Running enrichr is similar to run fisher test, which requires a set of genes of interest and a pathway file.\
To caculate the final enrichment score, enrichr requires one step of permutation, **we recommend to set perm_num to 1000**.\
If the permutation file already exists, we'll use the existing one; if not, a new permutation will be performed. **NOTE**: the permutaiton step might take some time.

In [None]:
run_enrichr(pathway_dict=pruned_pathway_dict, gene_set=up_regulated_gene_set,
            gene_universe=gene_universe, out_file_name='example/enrichr_up.txt', 
            permutation_num=1000, permutation_file_name='example/enrichr_kegg_permutation_1000.txt')
run_enrichr(pathway_dict=pruned_pathway_dict, gene_set=down_regulated_gene_set,
            gene_universe=gene_universe, out_file_name='example/enrichr_down.txt', 
            permutation_num=1000, permutation_file_name='example/enrichr_kegg_permutation_1000.txt')

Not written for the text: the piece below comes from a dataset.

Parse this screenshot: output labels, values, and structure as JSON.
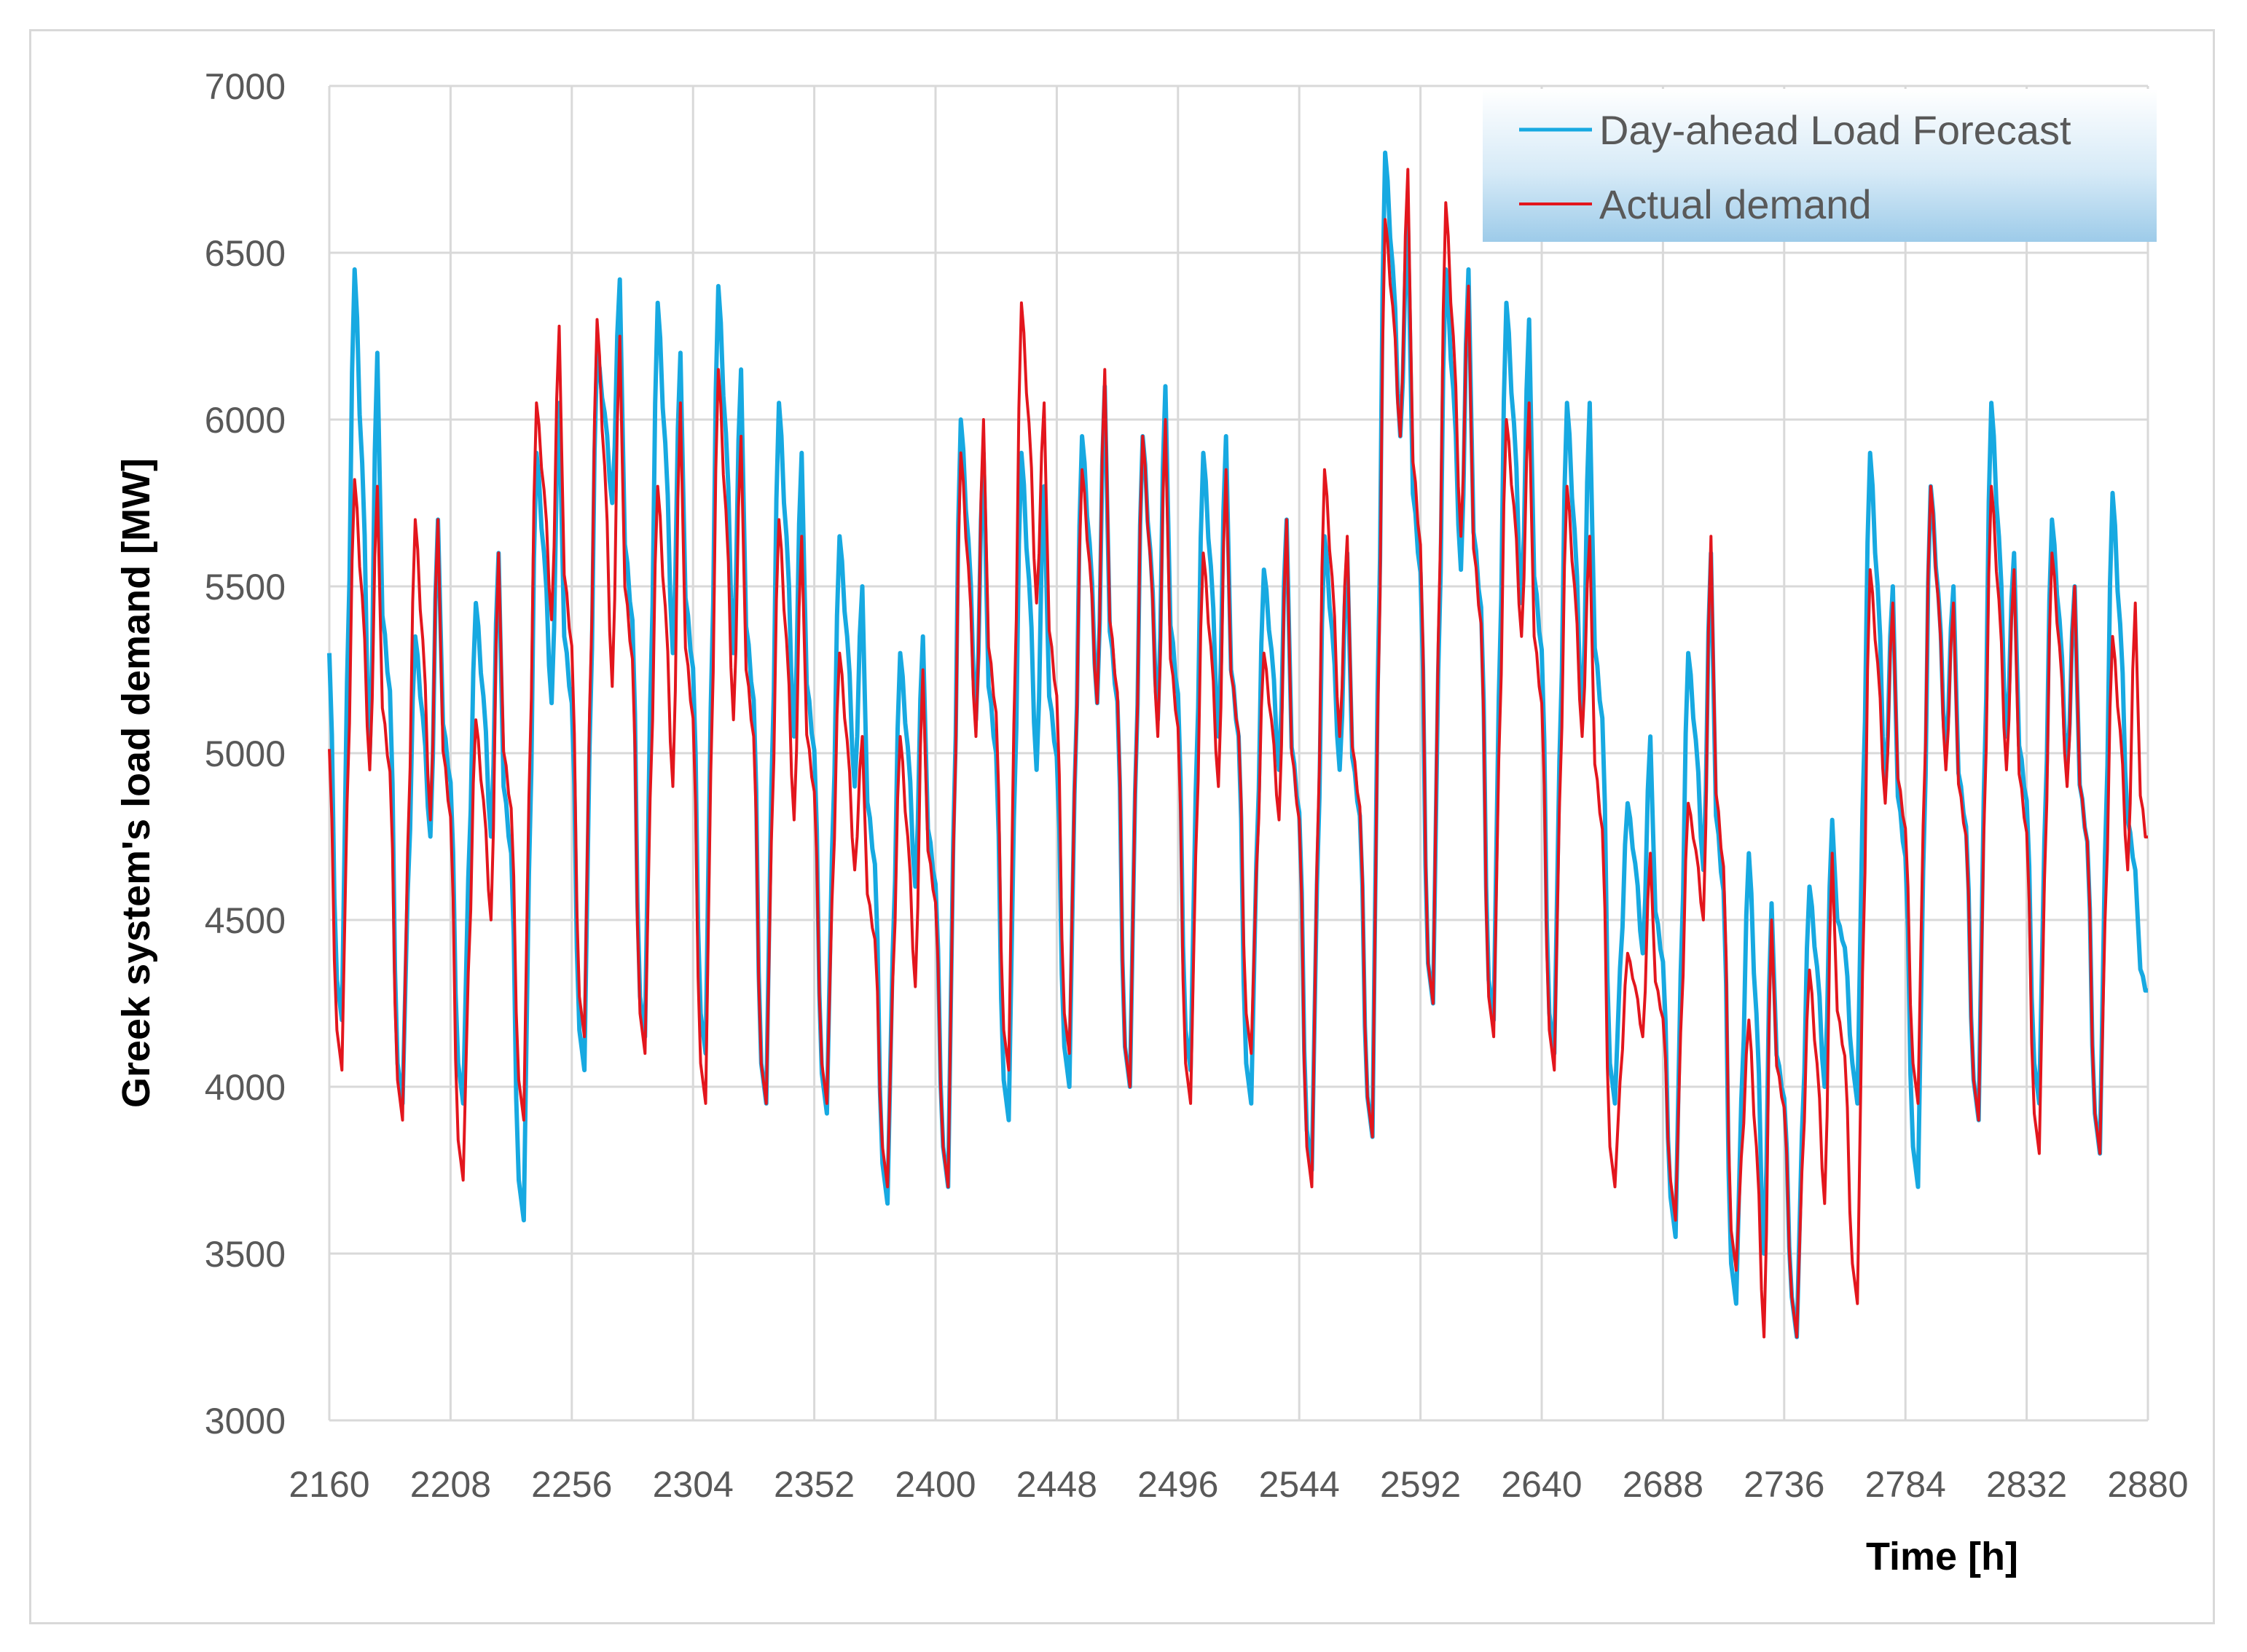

After getting results from three underlying methods, the last step is to run PET. We'll perform this step for both up and down-regulated genes. 

In [None]:
run_PET(fisher_result_file='example/fisher_up.txt', enrichr_result_file= 'example/enrichr_up.txt', 
        gsea_result_dir='example/example_test.GseaPreranked.1678566691197/', gsea_label='pos', 
        pathway_dict=pruned_pathway_dict, result_file='example/PET_output_enriched_poor_survival.txt')

run_PET(fisher_result_file='example/fisher_down.txt', enrichr_result_file= 'example/enrichr_down.txt', 
        gsea_result_dir='example/example_test.GseaPreranked.1678566691197/', gsea_label='neg', 
        pathway_dict=pruned_pathway_dict, result_file='example/PET_output_enriched_better_survival.txt')


The results of PET is a tab-delimited text file, used could choose to sort the results based on their preferred criteria. Based on the benchmark we developed, the most reliable result would be sorting the pathways based on **average rank**, which by default generates the PET rank. At the same time, the significance PET FDR is also a strong indicator in the analysis.